As far as I know, American law-enforcement agencies have not prohibited their entry. Taking into account the fact that they have discredited the regime as much as possible and, as we all have seen, did not even sweat, may I take this opportunity to invite them as well. every new release of information about revels and drinking parties among Kazakhstan's high-ranking officials, and other bizarre ways of making state decisions, bolsters the opinion of leading countries in the international community that the ruling regime is frivolous.
The problem also lies in the fact that every new information release makes an ordinary person who has lost a father, mother or a child think that this regime does not care about its people with their problems because the government has ignored their sufferings for so long - for example, the lack of medicine or money to pay the corrupt public health system or the family members of dead miners.
The sense of justice is given to humans by God. That is why their faith and their wish to accept the legal supremacy of immoral officials is running out.
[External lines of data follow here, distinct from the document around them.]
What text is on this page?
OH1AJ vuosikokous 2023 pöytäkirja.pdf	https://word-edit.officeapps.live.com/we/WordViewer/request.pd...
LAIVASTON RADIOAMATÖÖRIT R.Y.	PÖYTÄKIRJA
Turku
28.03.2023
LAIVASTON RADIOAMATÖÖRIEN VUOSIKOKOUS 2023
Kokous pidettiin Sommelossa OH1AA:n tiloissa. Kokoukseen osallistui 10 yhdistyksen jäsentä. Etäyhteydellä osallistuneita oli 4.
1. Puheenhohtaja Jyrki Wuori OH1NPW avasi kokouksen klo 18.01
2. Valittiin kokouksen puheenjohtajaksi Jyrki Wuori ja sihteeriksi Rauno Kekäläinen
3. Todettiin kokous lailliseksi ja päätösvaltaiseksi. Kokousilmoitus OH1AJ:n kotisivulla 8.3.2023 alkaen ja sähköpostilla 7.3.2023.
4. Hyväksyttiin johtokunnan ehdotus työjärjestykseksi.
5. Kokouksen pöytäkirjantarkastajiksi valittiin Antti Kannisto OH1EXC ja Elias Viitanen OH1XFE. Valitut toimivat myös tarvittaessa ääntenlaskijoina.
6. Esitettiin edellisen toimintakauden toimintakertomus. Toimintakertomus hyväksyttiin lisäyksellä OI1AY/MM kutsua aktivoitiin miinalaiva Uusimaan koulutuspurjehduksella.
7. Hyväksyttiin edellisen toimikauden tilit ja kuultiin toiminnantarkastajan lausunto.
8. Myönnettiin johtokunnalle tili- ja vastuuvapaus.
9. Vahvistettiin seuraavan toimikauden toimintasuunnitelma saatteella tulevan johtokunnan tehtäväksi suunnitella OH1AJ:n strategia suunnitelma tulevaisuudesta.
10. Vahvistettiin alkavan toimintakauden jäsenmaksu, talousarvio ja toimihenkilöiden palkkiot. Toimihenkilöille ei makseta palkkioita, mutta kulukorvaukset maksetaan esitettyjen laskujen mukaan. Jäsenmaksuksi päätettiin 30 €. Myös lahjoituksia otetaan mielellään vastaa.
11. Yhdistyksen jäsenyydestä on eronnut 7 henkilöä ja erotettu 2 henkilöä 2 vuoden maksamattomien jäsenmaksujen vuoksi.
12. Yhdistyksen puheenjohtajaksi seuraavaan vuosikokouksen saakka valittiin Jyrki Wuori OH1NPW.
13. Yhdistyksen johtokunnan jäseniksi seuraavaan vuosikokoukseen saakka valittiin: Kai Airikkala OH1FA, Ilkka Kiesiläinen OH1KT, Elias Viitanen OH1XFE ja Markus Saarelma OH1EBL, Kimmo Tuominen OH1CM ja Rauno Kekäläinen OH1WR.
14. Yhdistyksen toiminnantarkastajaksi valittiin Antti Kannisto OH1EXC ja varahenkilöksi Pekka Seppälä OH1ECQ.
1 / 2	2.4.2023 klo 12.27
That is why sooner or later people will start to object to the system that scorns their feelings. even during the dark times long ago, if slaves had a feeling of self-esteem and transformed it into concrete resistance, then I am sure that in the 21st century even such intimidated people as the Kazakhs will wake up.
Unfortunately, all dictators are surrounded by bootlickers, Mercedes cars and bayonets, and gradually start to believe in their divine origin and invincibility. Nicolae Ceausescu and Saddam Hussein, for example, even on the threshold of the next world stubbornly continued to remain dictators, though only in their minds. Won't the sobering up of power in Kazakhstan come in time?